Since the lining is a statically indeterminate structure, the external force acting on it is not equal to that acting on the crack. For convenience, let us introduce an equivalent load to characterize the force acting on the lining crack:

$${\sigma }_e=\frac{6M}{b{h}^2}+\frac{N}{bh}\frac{f_N(s)}{f_M(s)}$$

(20)

This equivalent load is the weighted sum of the maximum stress caused by the bending moment and the axial force. The curves of the equivalent load-crack width and equivalent load-crack depth are respectively shown in Figure 11 and Figure 12. The vertical dashed lines in Figure 11 represent two crack width indices calculated by the proposed method, and the horizontal dashed lines in Figure 12 represent the corresponding equivalent loads. The solid-line curves in Figure 11 and Figure 12 represent the results obtained by the finite element method with the XFEM-FCM algorithm. It is seen that the proposed width indices accurately divide the fracture process of the lining into three stages. In the crack initiation stage, the crack depth is almost not developed, and the crack width increases linearly with the equivalent load. The crack initiation equivalent loads of the arch crown crack and arch waist crack are 0.68 and 0.51 Mpa, respectively. In the stable propagation stage, the fracture process zones of the arch crown crack and arch waist crack extend 59 and 54.6 mm, respectively, which are on the same order of magnitude as the free crack depth. Meanwhile, both load–width curves present the intense nonlinear feature. In the unstable fracture stage, the equivalent loads acting on the lining cracks begin to decrease, but the crack width and depth increase dramatically. It implies that the lining reaches the damage stage. The unstable fracture equivalent loads of the arch crown crack and arch waist crack are 1.30 and 1.17 Mpa, respectively.

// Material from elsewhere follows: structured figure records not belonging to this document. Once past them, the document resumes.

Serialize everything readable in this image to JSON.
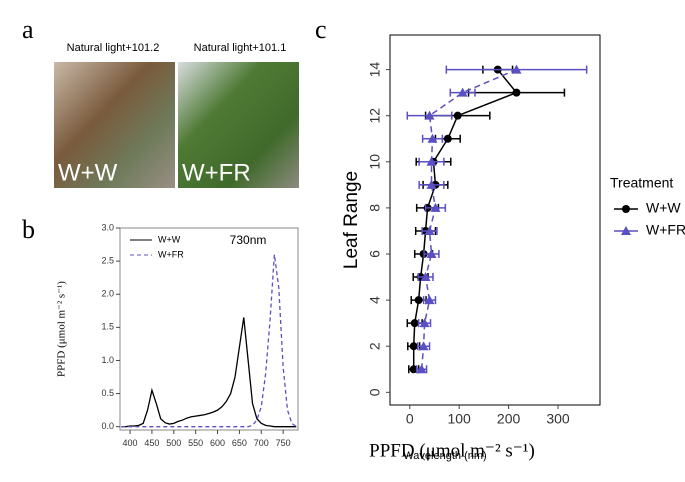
{
  "photos": {
    "letter": "a",
    "panels": [
      {
        "caption": "Natural light+101.2",
        "label": "W+W"
      },
      {
        "caption": "Natural light+101.1",
        "label": "W+FR"
      }
    ]
  },
  "chart_data": [
    {
      "type": "line",
      "letter": "b",
      "xlabel": "Wavelength (nm)",
      "ylabel": "PPFD (μmol m⁻² s⁻¹)",
      "annotation": "730nm",
      "legend": "upper left",
      "x": [
        380,
        390,
        400,
        410,
        420,
        430,
        440,
        450,
        460,
        470,
        480,
        490,
        500,
        510,
        520,
        530,
        540,
        550,
        560,
        570,
        580,
        590,
        600,
        610,
        620,
        630,
        640,
        650,
        660,
        670,
        680,
        690,
        700,
        710,
        720,
        730,
        740,
        750,
        760,
        770,
        780
      ],
      "series": [
        {
          "name": "W+W",
          "color": "#000000",
          "dash": false,
          "values": [
            0,
            0,
            0.01,
            0.01,
            0.02,
            0.05,
            0.25,
            0.55,
            0.35,
            0.12,
            0.06,
            0.04,
            0.05,
            0.08,
            0.1,
            0.13,
            0.15,
            0.16,
            0.17,
            0.18,
            0.2,
            0.22,
            0.25,
            0.3,
            0.38,
            0.5,
            0.75,
            1.2,
            1.65,
            1.0,
            0.35,
            0.12,
            0.05,
            0.02,
            0.01,
            0,
            0,
            0,
            0,
            0,
            0
          ]
        },
        {
          "name": "W+FR",
          "color": "#5b4fc4",
          "dash": true,
          "values": [
            0,
            0,
            0,
            0,
            0,
            0,
            0,
            0,
            0,
            0,
            0,
            0,
            0,
            0,
            0,
            0,
            0,
            0,
            0,
            0,
            0,
            0,
            0,
            0,
            0,
            0,
            0,
            0,
            0,
            0,
            0.02,
            0.1,
            0.3,
            0.8,
            1.6,
            2.6,
            2.1,
            0.9,
            0.25,
            0.05,
            0
          ]
        }
      ],
      "xlim": [
        377,
        784
      ],
      "xticks": [
        400,
        450,
        500,
        550,
        600,
        650,
        700,
        750
      ],
      "ylim": [
        -0.05,
        3.0
      ],
      "yticks": [
        {
          "value": 0,
          "label": "0.0"
        },
        0.5,
        {
          "value": 1,
          "label": "1.0"
        },
        1.5,
        {
          "value": 2,
          "label": "2.0"
        },
        2.5,
        {
          "value": 3,
          "label": "3.0"
        }
      ]
    },
    {
      "type": "scatter",
      "letter": "c",
      "xlabel": "PPFD (μmol m⁻² s⁻¹)",
      "ylabel": "Leaf Range",
      "legend_title": "Treatment",
      "legend": "right",
      "series": [
        {
          "name": "W+W",
          "color": "#000000",
          "marker": "circle",
          "dash": false,
          "y": [
            1,
            2,
            3,
            4,
            5,
            6,
            7,
            8,
            9,
            10,
            11,
            12,
            13,
            14
          ],
          "x": [
            8,
            8,
            10,
            18,
            22,
            28,
            32,
            36,
            52,
            48,
            77,
            97,
            216,
            178
          ],
          "xerr": [
            10,
            12,
            15,
            15,
            15,
            18,
            20,
            22,
            25,
            35,
            25,
            65,
            97,
            30
          ]
        },
        {
          "name": "W+FR",
          "color": "#5b4fc4",
          "marker": "triangle",
          "dash": true,
          "y": [
            1,
            2,
            3,
            4,
            5,
            6,
            7,
            8,
            9,
            10,
            11,
            12,
            13,
            14
          ],
          "x": [
            24,
            28,
            30,
            40,
            32,
            44,
            40,
            52,
            44,
            44,
            46,
            40,
            107,
            216
          ],
          "xerr": [
            10,
            12,
            12,
            12,
            15,
            15,
            15,
            20,
            25,
            25,
            20,
            45,
            25,
            142
          ]
        }
      ],
      "xlim": [
        -40,
        385
      ],
      "xticks": [
        0,
        100,
        200,
        300
      ],
      "ylim": [
        -0.55,
        15.5
      ],
      "yticks": [
        0,
        2,
        4,
        6,
        8,
        10,
        12,
        14
      ]
    }
  ]
}
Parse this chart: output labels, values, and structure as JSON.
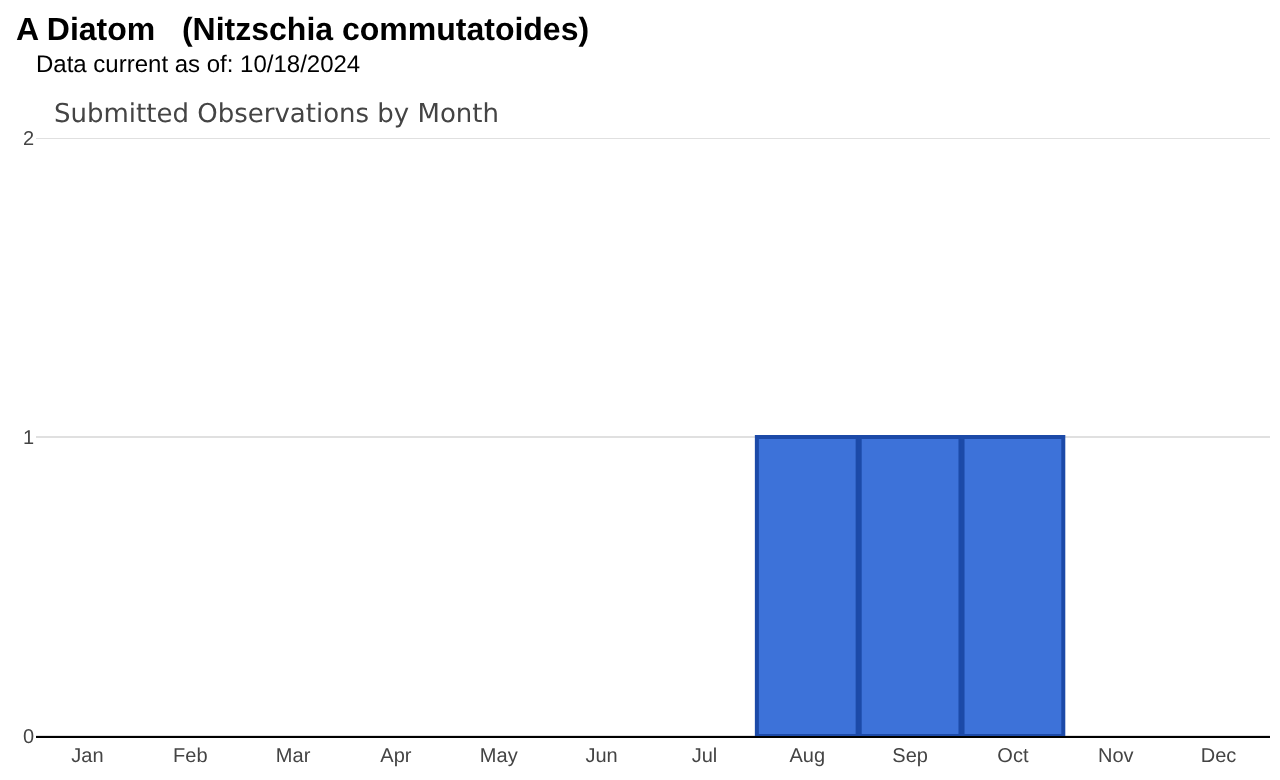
{
  "chart_data": {
    "type": "bar",
    "title": "A Diatom   (Nitzschia commutatoides)",
    "subtitle": "Data current as of: 10/18/2024",
    "annotations": [
      "Submitted Observations by Month"
    ],
    "categories": [
      "Jan",
      "Feb",
      "Mar",
      "Apr",
      "May",
      "Jun",
      "Jul",
      "Aug",
      "Sep",
      "Oct",
      "Nov",
      "Dec"
    ],
    "values": [
      0,
      0,
      0,
      0,
      0,
      0,
      0,
      1,
      1,
      1,
      0,
      0
    ],
    "color": "#3d72d9",
    "ylim": [
      0,
      2
    ],
    "yticks": [
      0,
      1,
      2
    ],
    "grid": "y",
    "legend": false
  }
}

Overall, the proposed theory of the modified double-K fracture criterion can accurately identify two demarcation points of the three stages of the lining fracture process, including the nonlinear starting point and the unstable fracture point. Therefore, use of the proposed criterion is feasible when analyzing the safety of tunnel cracks.

5. Conclusions

Due to the complexity of geological formations, highly indeterminate characteristics of the surrounding soils/rocks, and the complicated interaction between the lining and surrounding soils/rock, the external load acting on the tunnel is usually difficult to determine, which results in great difficulty regarding the fracture analysis of lining. This paper presents a novel analysis method, namely, the modified double-K fracture criterion, for analysis of the fracture mechanism of plain concrete linings. The proposed criterion uses two crack width indices to divide the fracture process into three different stages, i.e., crack initiation, stable propagation, and unstable fracture. The crack width indices including initiation and unstable widths are derived from the equivalent transformation of the fracture toughness. The current fracture stage of the lining can be determined by comparing the field measurement width and two crack width indices. Since this method uses the geometric parameter of the crack width to estimate the mechanical state of cracks, it can avoid complicated mechanical calculations.

A specific code based on the XFEM-FCM algorithm was developed to simulate the fracture process of concrete lining. The existence of three stages of the lining fracture process was confirmed by numerical experiments and the feasibility of the proposed theory was also verified.